The 24 hour rule is a standard our club (WWPSA/MercerFC) has put into play to prevent discussions regarding playing time, positions, tactics, or general decision making immediately following a game. It’s essentially a cool off period that removes emotion from the conversation which allows both parties to collect their thoughts prior to speaking about the events. The worst thing a parent can do is storm across a field after a game or seek out the coach in the parking lot to discuss sensitive topics, typically right in front of their child. It is just as bad for coaches to deflect these types of conversations entirely, because they can be very constructive and help parents understand your point of view. After all, the parents truly care about the development of their child within the team, and if they are not getting playing time and paying for your expertise, coaches need to explain why.
Parents: If you are concerned about the playing time in games of your child, please consider the following before contacting your coach.
- Game time is not nearly as important as practice time. That may sound completely crazy, because in games you see the results of training and play is typically at a higher rate, but it is true. Well planned out training sessions develop players faster, and challenge players consistently. As players age, U16 and above training sessions should be at a minimum of a 3:1 ratio to games (although it rarely happens). Preparation and learning is so important and that is developed in training.
- Playing time fluctuates game to game for a variety of reasons. Injury, nutrition, conditioning, roster size, tactics, opponent skill level, missed training sessions, and game day form (just didn’t have it) are just a few examples that affect playing time. Coaches balance so many of these factors on weekends and it is not always difficult to manage playing time from game to game.
- Where does my kid fit in with team? This is a hard question to ask yourself, and as parents, it is generally a little more positive than the coach believes. A good exercise for this is to think of the team in tiers (there should be 3 or 4 within a group) and which tier does my child fit into? Also think of his/her role: are they a central player or outside player? Who are the players on the team that also play that position?
After thinking about that for a 24 hour period, email your coach and just let them know you would like to speak about your child and specifically what it is regarding. This is much preferred method over the random phone call (that a good coach sees coming) so that the coach can collect his/her thoughts and provide an in depth conversation.

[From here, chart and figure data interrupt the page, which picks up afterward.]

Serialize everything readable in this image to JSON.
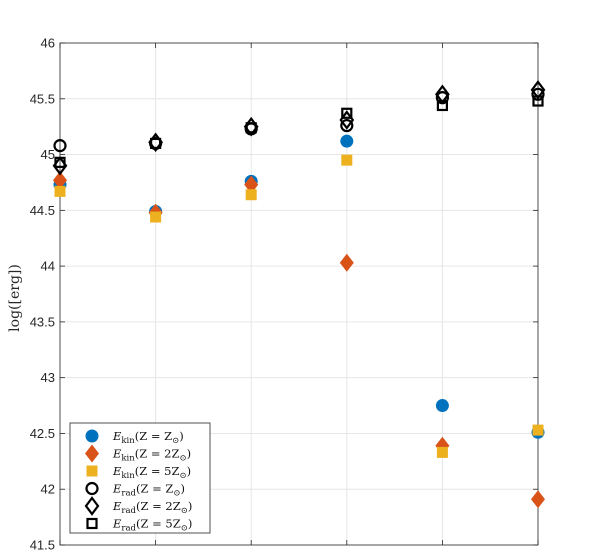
{
  "chart_data": {
    "type": "scatter",
    "title": "",
    "xlabel": "",
    "ylabel": "log([erg])",
    "ylim": [
      41.5,
      46
    ],
    "xlim": [
      1,
      6
    ],
    "x_ticks_labeled": false,
    "y_ticks": [
      "41.5",
      "42",
      "42.5",
      "43",
      "43.5",
      "44",
      "44.5",
      "45",
      "45.5",
      "46"
    ],
    "grid": true,
    "legend_position": "bottom-left",
    "series": [
      {
        "name": "E_kin(Z = Z☉)",
        "legend": {
          "sym": "E",
          "sub": "kin",
          "mid": "(Z = Z",
          "sub2": "⊙",
          "end": ")"
        },
        "marker": "filled-circle",
        "color": "#0072BD",
        "x": [
          1,
          2,
          3,
          4,
          5,
          6
        ],
        "y": [
          44.73,
          44.49,
          44.76,
          45.12,
          42.75,
          42.51
        ]
      },
      {
        "name": "E_kin(Z = 2Z☉)",
        "legend": {
          "sym": "E",
          "sub": "kin",
          "mid": "(Z = 2Z",
          "sub2": "⊙",
          "end": ")"
        },
        "marker": "filled-diamond",
        "color": "#D95319",
        "x": [
          1,
          2,
          3,
          4,
          5,
          6
        ],
        "y": [
          44.77,
          44.48,
          44.73,
          44.03,
          42.39,
          41.91
        ]
      },
      {
        "name": "E_kin(Z = 5Z☉)",
        "legend": {
          "sym": "E",
          "sub": "kin",
          "mid": "(Z = 5Z",
          "sub2": "⊙",
          "end": ")"
        },
        "marker": "filled-square",
        "color": "#EDB120",
        "x": [
          1,
          2,
          3,
          4,
          5,
          6
        ],
        "y": [
          44.67,
          44.44,
          44.64,
          44.95,
          42.33,
          42.53
        ]
      },
      {
        "name": "E_rad(Z = Z☉)",
        "legend": {
          "sym": "E",
          "sub": "rad",
          "mid": "(Z = Z",
          "sub2": "⊙",
          "end": ")"
        },
        "marker": "open-circle",
        "color": "#000000",
        "x": [
          1,
          2,
          3,
          4,
          5,
          6
        ],
        "y": [
          45.08,
          45.1,
          45.23,
          45.26,
          45.51,
          45.54
        ]
      },
      {
        "name": "E_rad(Z = 2Z☉)",
        "legend": {
          "sym": "E",
          "sub": "rad",
          "mid": "(Z = 2Z",
          "sub2": "⊙",
          "end": ")"
        },
        "marker": "open-diamond",
        "color": "#000000",
        "x": [
          1,
          2,
          3,
          4,
          5,
          6
        ],
        "y": [
          44.9,
          45.11,
          45.25,
          45.31,
          45.54,
          45.58
        ]
      },
      {
        "name": "E_rad(Z = 5Z☉)",
        "legend": {
          "sym": "E",
          "sub": "rad",
          "mid": "(Z = 5Z",
          "sub2": "⊙",
          "end": ")"
        },
        "marker": "open-square",
        "color": "#000000",
        "x": [
          1,
          2,
          3,
          4,
          5,
          6
        ],
        "y": [
          44.93,
          45.1,
          45.24,
          45.37,
          45.44,
          45.48
        ]
      }
    ]
  }
}
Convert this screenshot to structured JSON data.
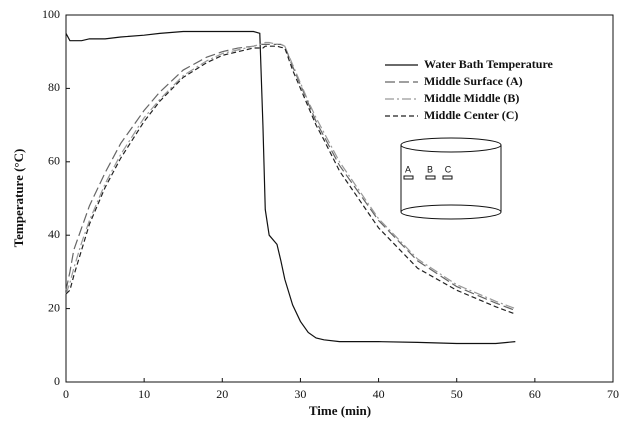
{
  "chart_data": {
    "type": "line",
    "xlabel": "Time (min)",
    "ylabel": "Temperature (°C)",
    "x": [
      0,
      0.5,
      1,
      2,
      3,
      5,
      7,
      10,
      12,
      15,
      18,
      20,
      22,
      24,
      24.8,
      25.2,
      25.5,
      26,
      27,
      27.5,
      28,
      29,
      30,
      31,
      32,
      33,
      35,
      40,
      45,
      50,
      55,
      57.5
    ],
    "series": [
      {
        "name": "Water Bath Temperature",
        "color": "#111111",
        "dash": "solid",
        "values": [
          95,
          93,
          93,
          93,
          93.5,
          93.5,
          94,
          94.5,
          95,
          95.5,
          95.5,
          95.5,
          95.5,
          95.5,
          95,
          70,
          47,
          40,
          37.5,
          33,
          28,
          21,
          16.5,
          13.5,
          12,
          11.5,
          11,
          11,
          10.8,
          10.5,
          10.5,
          11
        ]
      },
      {
        "name": "Middle Surface (A)",
        "color": "#666666",
        "dash": "long",
        "values": [
          25,
          30,
          36,
          42,
          48,
          57,
          65,
          74,
          79,
          85,
          88.5,
          90,
          91,
          91.5,
          92,
          92,
          92,
          92,
          92,
          92,
          91.5,
          86,
          81,
          76,
          71,
          67,
          59,
          44,
          33,
          26,
          21.5,
          19.5
        ]
      },
      {
        "name": "Middle Middle (B)",
        "color": "#999999",
        "dash": "dashdot",
        "values": [
          24,
          27,
          31,
          38,
          44,
          54,
          62,
          72,
          77,
          83.5,
          87.5,
          89.5,
          90.5,
          91.5,
          92,
          92,
          92.5,
          92.5,
          92,
          92,
          91.5,
          86.5,
          81.5,
          76.5,
          72,
          68,
          60,
          44.5,
          33.5,
          26.5,
          22,
          20
        ]
      },
      {
        "name": "Middle Center (C)",
        "color": "#222222",
        "dash": "short",
        "values": [
          24,
          25,
          29,
          36,
          43,
          53,
          61,
          71,
          76.5,
          83,
          87,
          89,
          90,
          91,
          91,
          91,
          91.5,
          91.5,
          91.5,
          91.2,
          91,
          85,
          80,
          75,
          70,
          66,
          57.5,
          42,
          31,
          25,
          20.5,
          18.5
        ]
      }
    ],
    "xlim": [
      0,
      70
    ],
    "xticks": [
      0,
      10,
      20,
      30,
      40,
      50,
      60,
      70
    ],
    "ylim": [
      0,
      100
    ],
    "yticks": [
      0,
      20,
      40,
      60,
      80,
      100
    ],
    "inset": {
      "labels": [
        "A",
        "B",
        "C"
      ]
    }
  }
}
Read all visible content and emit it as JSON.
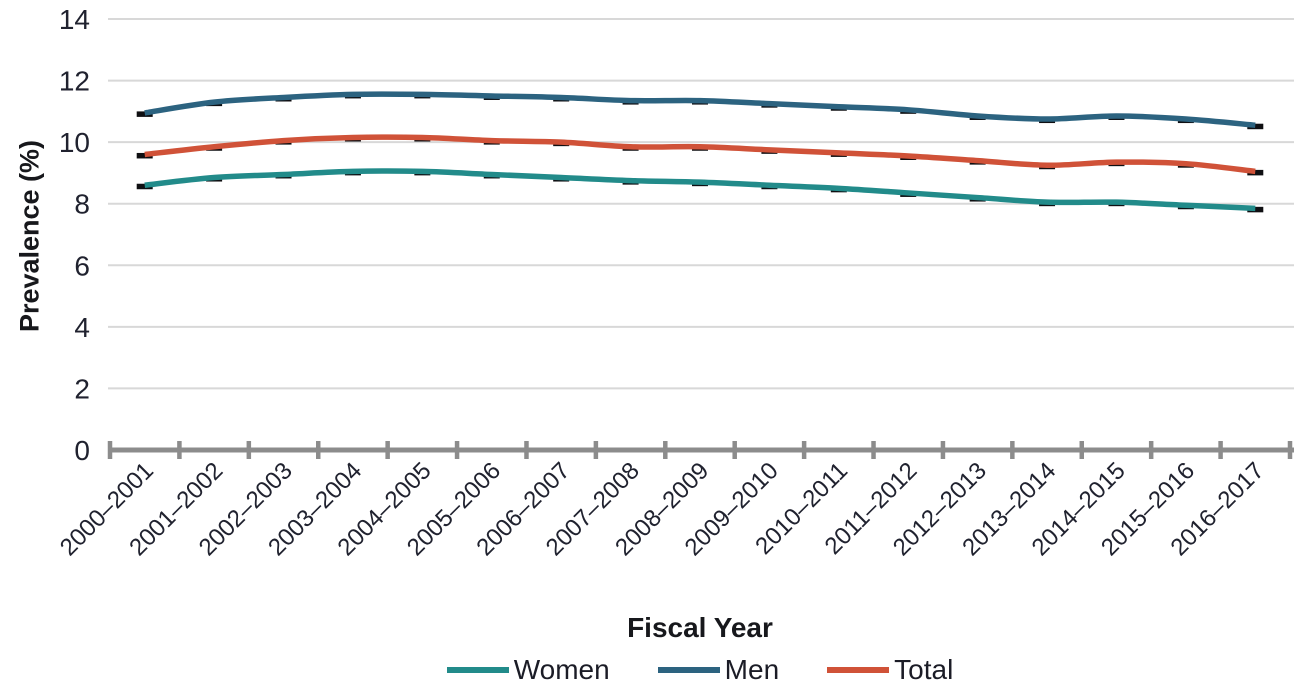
{
  "chart_data": {
    "type": "line",
    "title": "",
    "xlabel": "Fiscal Year",
    "ylabel": "Prevalence (%)",
    "ylim": [
      0,
      14
    ],
    "yticks": [
      0,
      2,
      4,
      6,
      8,
      10,
      12,
      14
    ],
    "grid": true,
    "legend_position": "bottom",
    "marker": "black-dash",
    "categories": [
      "2000–2001",
      "2001–2002",
      "2002–2003",
      "2003–2004",
      "2004–2005",
      "2005–2006",
      "2006–2007",
      "2007–2008",
      "2008–2009",
      "2009–2010",
      "2010–2011",
      "2011–2012",
      "2012–2013",
      "2013–2014",
      "2014–2015",
      "2015–2016",
      "2016–2017"
    ],
    "series": [
      {
        "name": "Women",
        "color": "#228b8a",
        "values": [
          8.6,
          8.85,
          8.95,
          9.05,
          9.05,
          8.95,
          8.85,
          8.75,
          8.7,
          8.6,
          8.5,
          8.35,
          8.2,
          8.05,
          8.05,
          7.95,
          7.85
        ]
      },
      {
        "name": "Men",
        "color": "#2c6380",
        "values": [
          10.95,
          11.3,
          11.45,
          11.55,
          11.55,
          11.5,
          11.45,
          11.35,
          11.35,
          11.25,
          11.15,
          11.05,
          10.85,
          10.75,
          10.85,
          10.75,
          10.55
        ]
      },
      {
        "name": "Total",
        "color": "#d05238",
        "values": [
          9.6,
          9.85,
          10.05,
          10.15,
          10.15,
          10.05,
          10.0,
          9.85,
          9.85,
          9.75,
          9.65,
          9.55,
          9.4,
          9.25,
          9.35,
          9.3,
          9.05
        ]
      }
    ],
    "style": {
      "grid_color": "#d8d8d8",
      "axis_color": "#8c8c8c",
      "marker_color": "#0f0f12",
      "tick_label_color": "#20222f"
    }
  }
}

Coaches: Be open to these conversations and communicate with your parents as needed. Yes, we all have that one parent that calls every week, but good communication and perspective, as well as addressing the team as a whole can limit some of the extra phone calls coaches receive. I write a team newsletter every week to give the parents some insight into my coaching methods and how I believe the team performed in training and games. Although, when a parent needs to call following a game be prepared and do the following.
- Take down notes about the last game and the player’s training that week. This will help you during the conversation and point out important things the player needs to improve on going forward. What position they played, how they performed, and some key moments during the game will show the parent you are diligent.
- Be specific and give insight into the player’s strengths and weaknesses. Give details only a coach (or soccer savvy parent) would know from different aspects of the game. Technical, Tactical, Physical, and Psychological strengths and weaknesses should all be touched on. Provide insight into the player from a soccer perspective, and relate it to the child’s personality. For example, if a goalkeeper is introverted by nature, they are going to have trouble communicating and directing the back line. I have found this to be helpful with parents who always identify with their child’s personality, but don’t understand how it affects their play on the field. You are essentially showing the parent you know their child, and that is always a plus for a coach.
- Communicate – that with improvement, will come opportunity. If a player needs to catch up to their peers, be honest and let the parent know that. If they need to do work outside your training sessions, tell them. Your club should provide additional training sessions for players that need this help, and direct these parents to those opportunities.
All this should be done in about 10 minutes – 24 hours after the last training session or game. It is simply a more healthy conversation if you can do it this way and keep the talk short. It will avoid the emotions that typically follow high level soccer games, and parents sometimes parents feel the stress more than the players. I recommend all clubs put this rule into play and coaches keep an open method of contact with their parents. Communication is often the key to success and the more open you are as a coach, typically the less phone calls you receive.